Я доезжаю до дома и с удивлением обнаруживаю, что пастор уже там. Мне придется подождать, пока Донна останется одна, чтобы рассказать об отъезде. Пастор все время подвергает сомнению мои помыслы – даже если я предложу новую песню для воскресной службы, он искоса посмотрит и любезно спросит: «А что не так с той песней, которая была запланирована ранее, Джулиет?»
Я вхожу и вижу, что он разговаривает по телефону, а Донна сидит за столом, плотно сжав руки.
– О, милая, – говорит она, поднимаясь и обнимая меня. – Я так рада, что ты здесь. Дэнни повредил колено на тренировке. Он очень хочет поговорить с тобой.
Я так и не включила звук на телефоне после разговора по «Скайпу». Достаю мобильник из заднего кармана – семь пропущенных звонков.
– Пастор сейчас разговаривает с ортопедом, но, скорее всего, Дэнни потребуется операция.
Я опускаюсь в кресло. Бедный Дэнни. Он тренировался все лето, надеясь занять позицию квотербека в этом сезоне. Я думаю, он еще сильнее ухватился за эту идею, когда увидел, как начинает восходить звезда Люка.
– Что ж, это не конец света, у него есть следующий год.
У нее опускаются плечи.
– Не знаю. Дэнни переживает, что его вообще уберут из команды, и, если это случится, он может потерять стипендию. У нас не хватит сбережений, если это произойдет.

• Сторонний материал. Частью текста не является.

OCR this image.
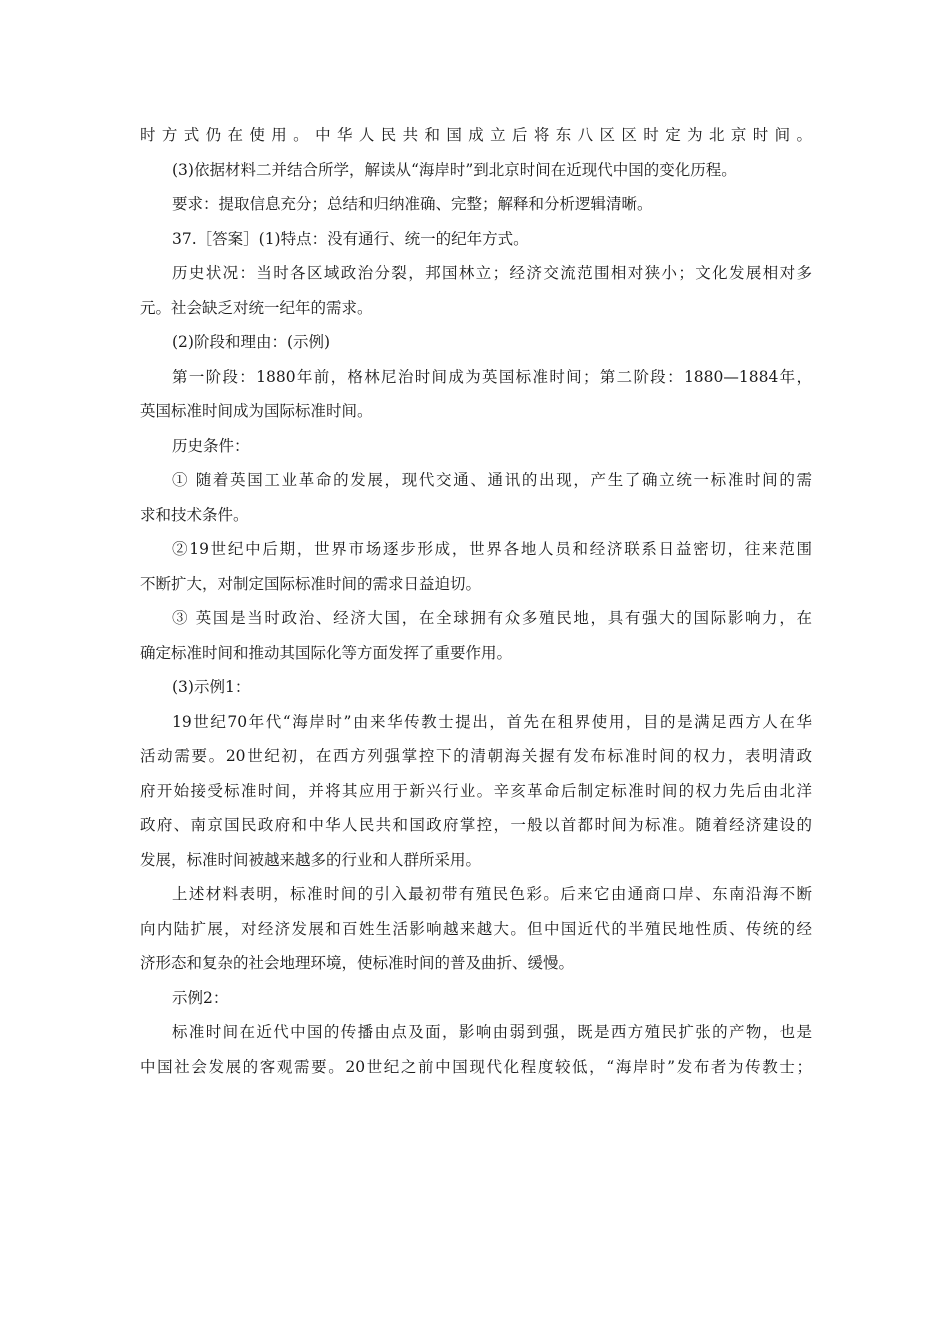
时方式仍在使用。中华人民共和国成立后将东八区区时定为北京时间。
(3)依据材料二并结合所学，解读从“海岸时”到北京时间在近现代中国的变化历程。
要求：提取信息充分；总结和归纳准确、完整；解释和分析逻辑清晰。
37.［答案］(1)特点：没有通行、统一的纪年方式。
历史状况：当时各区域政治分裂，邦国林立；经济交流范围相对狭小；文化发展相对多
元。社会缺乏对统一纪年的需求。
(2)阶段和理由：(示例)
第一阶段：1880年前，格林尼治时间成为英国标准时间；第二阶段：1880—1884年，
英国标准时间成为国际标准时间。
历史条件：
① 随着英国工业革命的发展，现代交通、通讯的出现，产生了确立统一标准时间的需
求和技术条件。
②19世纪中后期，世界市场逐步形成，世界各地人员和经济联系日益密切，往来范围
不断扩大，对制定国际标准时间的需求日益迫切。
③ 英国是当时政治、经济大国，在全球拥有众多殖民地，具有强大的国际影响力，在
确定标准时间和推动其国际化等方面发挥了重要作用。
(3)示例1：
19世纪70年代“海岸时”由来华传教士提出，首先在租界使用，目的是满足西方人在华
活动需要。20世纪初，在西方列强掌控下的清朝海关握有发布标准时间的权力，表明清政
府开始接受标准时间，并将其应用于新兴行业。辛亥革命后制定标准时间的权力先后由北洋
政府、南京国民政府和中华人民共和国政府掌控，一般以首都时间为标准。随着经济建设的
发展，标准时间被越来越多的行业和人群所采用。
上述材料表明，标准时间的引入最初带有殖民色彩。后来它由通商口岸、东南沿海不断
向内陆扩展，对经济发展和百姓生活影响越来越大。但中国近代的半殖民地性质、传统的经
济形态和复杂的社会地理环境，使标准时间的普及曲折、缓慢。
示例2：
标准时间在近代中国的传播由点及面，影响由弱到强，既是西方殖民扩张的产物，也是
中国社会发展的客观需要。20世纪之前中国现代化程度较低，“海岸时”发布者为传教士；
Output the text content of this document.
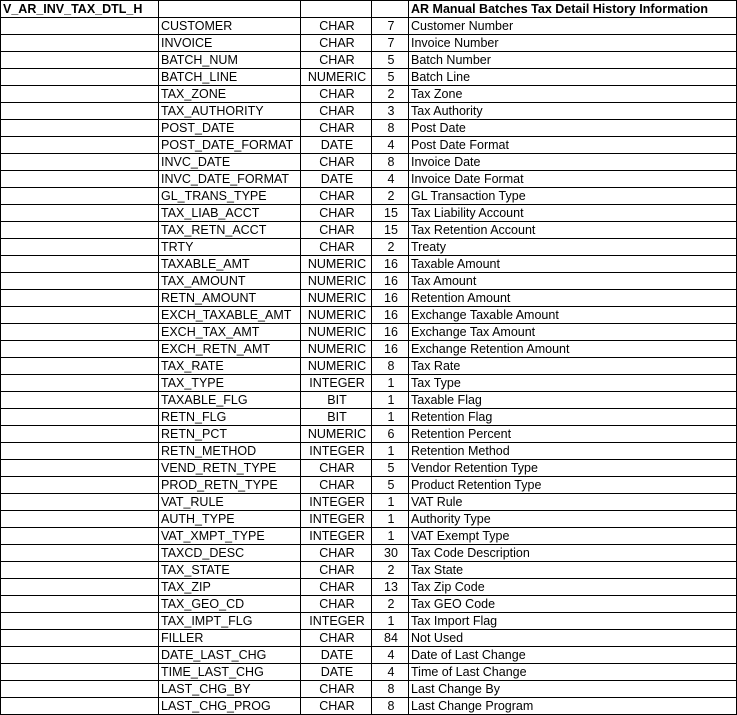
V_AR_INV_TAX_DTL_H				AR Manual Batches Tax Detail History Information
	CUSTOMER	CHAR	7	Customer Number
	INVOICE	CHAR	7	Invoice Number
	BATCH_NUM	CHAR	5	Batch Number
	BATCH_LINE	NUMERIC	5	Batch Line
	TAX_ZONE	CHAR	2	Tax Zone
	TAX_AUTHORITY	CHAR	3	Tax Authority
	POST_DATE	CHAR	8	Post Date
	POST_DATE_FORMAT	DATE	4	Post Date Format
	INVC_DATE	CHAR	8	Invoice Date
	INVC_DATE_FORMAT	DATE	4	Invoice Date Format
	GL_TRANS_TYPE	CHAR	2	GL Transaction Type
	TAX_LIAB_ACCT	CHAR	15	Tax Liability Account
	TAX_RETN_ACCT	CHAR	15	Tax Retention Account
	TRTY	CHAR	2	Treaty
	TAXABLE_AMT	NUMERIC	16	Taxable Amount
	TAX_AMOUNT	NUMERIC	16	Tax Amount
	RETN_AMOUNT	NUMERIC	16	Retention Amount
	EXCH_TAXABLE_AMT	NUMERIC	16	Exchange Taxable Amount
	EXCH_TAX_AMT	NUMERIC	16	Exchange Tax Amount
	EXCH_RETN_AMT	NUMERIC	16	Exchange Retention Amount
	TAX_RATE	NUMERIC	8	Tax Rate
	TAX_TYPE	INTEGER	1	Tax Type
	TAXABLE_FLG	BIT	1	Taxable Flag
	RETN_FLG	BIT	1	Retention Flag
	RETN_PCT	NUMERIC	6	Retention Percent
	RETN_METHOD	INTEGER	1	Retention Method
	VEND_RETN_TYPE	CHAR	5	Vendor Retention Type
	PROD_RETN_TYPE	CHAR	5	Product Retention Type
	VAT_RULE	INTEGER	1	VAT Rule
	AUTH_TYPE	INTEGER	1	Authority Type
	VAT_XMPT_TYPE	INTEGER	1	VAT Exempt Type
	TAXCD_DESC	CHAR	30	Tax Code Description
	TAX_STATE	CHAR	2	Tax State
	TAX_ZIP	CHAR	13	Tax Zip Code
	TAX_GEO_CD	CHAR	2	Tax GEO Code
	TAX_IMPT_FLG	INTEGER	1	Tax Import Flag
	FILLER	CHAR	84	Not Used
	DATE_LAST_CHG	DATE	4	Date of Last Change
	TIME_LAST_CHG	DATE	4	Time of Last Change
	LAST_CHG_BY	CHAR	8	Last Change By
	LAST_CHG_PROG	CHAR	8	Last Change Program
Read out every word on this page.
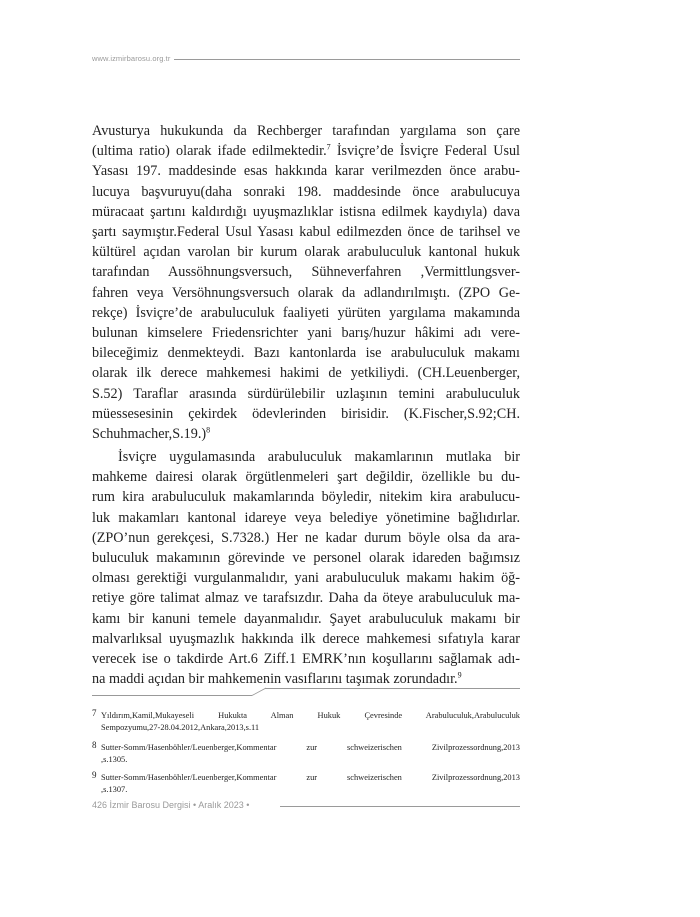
www.izmirbarosu.org.tr
Avusturya hukukunda da Rechberger tarafından yargılama son çare
(ultima ratio) olarak ifade edilmektedir.$^7$ İsviçre’de İsviçre Federal Usul
Yasası 197. maddesinde esas hakkında karar verilmezden önce arabu-
lucuya başvuruyu(daha sonraki 198. maddesinde önce arabulucuya
müracaat şartını kaldırdığı uyuşmazlıklar istisna edilmek kaydıyla) dava
şartı saymıştır.Federal Usul Yasası kabul edilmezden önce de tarihsel ve
kültürel açıdan varolan bir kurum olarak arabuluculuk kantonal hukuk
tarafından Aussöhnungsversuch, Sühneverfahren ,Vermittlungsver-
fahren veya Versöhnungsversuch olarak da adlandırılmıştı. (ZPO Ge-
rekçe) İsviçre’de arabuluculuk faaliyeti yürüten yargılama makamında
bulunan kimselere Friedensrichter yani barış/huzur hâkimi adı vere-
bileceğimiz denmekteydi. Bazı kantonlarda ise arabuluculuk makamı
olarak ilk derece mahkemesi hakimi de yetkiliydi. (CH.Leuenberger,
S.52) Taraflar arasında sürdürülebilir uzlaşının temini arabuluculuk
müessesesinin çekirdek ödevlerinden birisidir. (K.Fischer,S.92;CH.
Schuhmacher,S.19.)$^8$
İsviçre uygulamasında arabuluculuk makamlarının mutlaka bir
mahkeme dairesi olarak örgütlenmeleri şart değildir, özellikle bu du-
rum kira arabuluculuk makamlarında böyledir, nitekim kira arabulucu-
luk makamları kantonal idareye veya belediye yönetimine bağlıdırlar.
(ZPO’nun gerekçesi, S.7328.) Her ne kadar durum böyle olsa da ara-
buluculuk makamının görevinde ve personel olarak idareden bağımsız
olması gerektiği vurgulanmalıdır, yani arabuluculuk makamı hakim öğ-
retiye göre talimat almaz ve tarafsızdır. Daha da öteye arabuluculuk ma-
kamı bir kanuni temele dayanmalıdır. Şayet arabuluculuk makamı bir
malvarlıksal uyuşmazlık hakkında ilk derece mahkemesi sıfatıyla karar
verecek ise o takdirde Art.6 Ziff.1 EMRK’nın koşullarını sağlamak adı-
na maddi açıdan bir mahkemenin vasıflarını taşımak zorundadır.$^9$
7 Yıldırım,Kamil,Mukayeseli Hukukta Alman Hukuk Çevresinde Arabuluculuk,Arabuluculuk
Sempozyumu,27-28.04.2012,Ankara,2013,s.11
8 Sutter-Somm/Hasenböhler/Leuenberger,Kommentar zur schweizerischen Zivilprozessordnung,2013
,s.1305.
9 Sutter-Somm/Hasenböhler/Leuenberger,Kommentar zur schweizerischen Zivilprozessordnung,2013
,s.1307.
426 İzmir Barosu Dergisi • Aralık 2023 •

– Они действительно могут это сделать? Дэнни вытерпел два года тренировок и пребывания на скамейке запасных, неделями занимался летом в тренировочном лагере… и все для того, чтобы сейчас лишиться стипендии? Это будет жутко несправедливо.
Она кивает.
– Конечно, он может получить финансовую помощь, но тогда ему придется выплачивать кредиты, прежде чем мы начнем нашу миссию в Центральной Америке. Думаю, нам остается только молиться на лучшее. – Она кладет свою руку поверх моей. – Но я, конечно, рада, что ты здесь.
На какой-то момент я полностью забываю о своих планах. Планах, от которых мне, понятное дело, теперь придется отказаться.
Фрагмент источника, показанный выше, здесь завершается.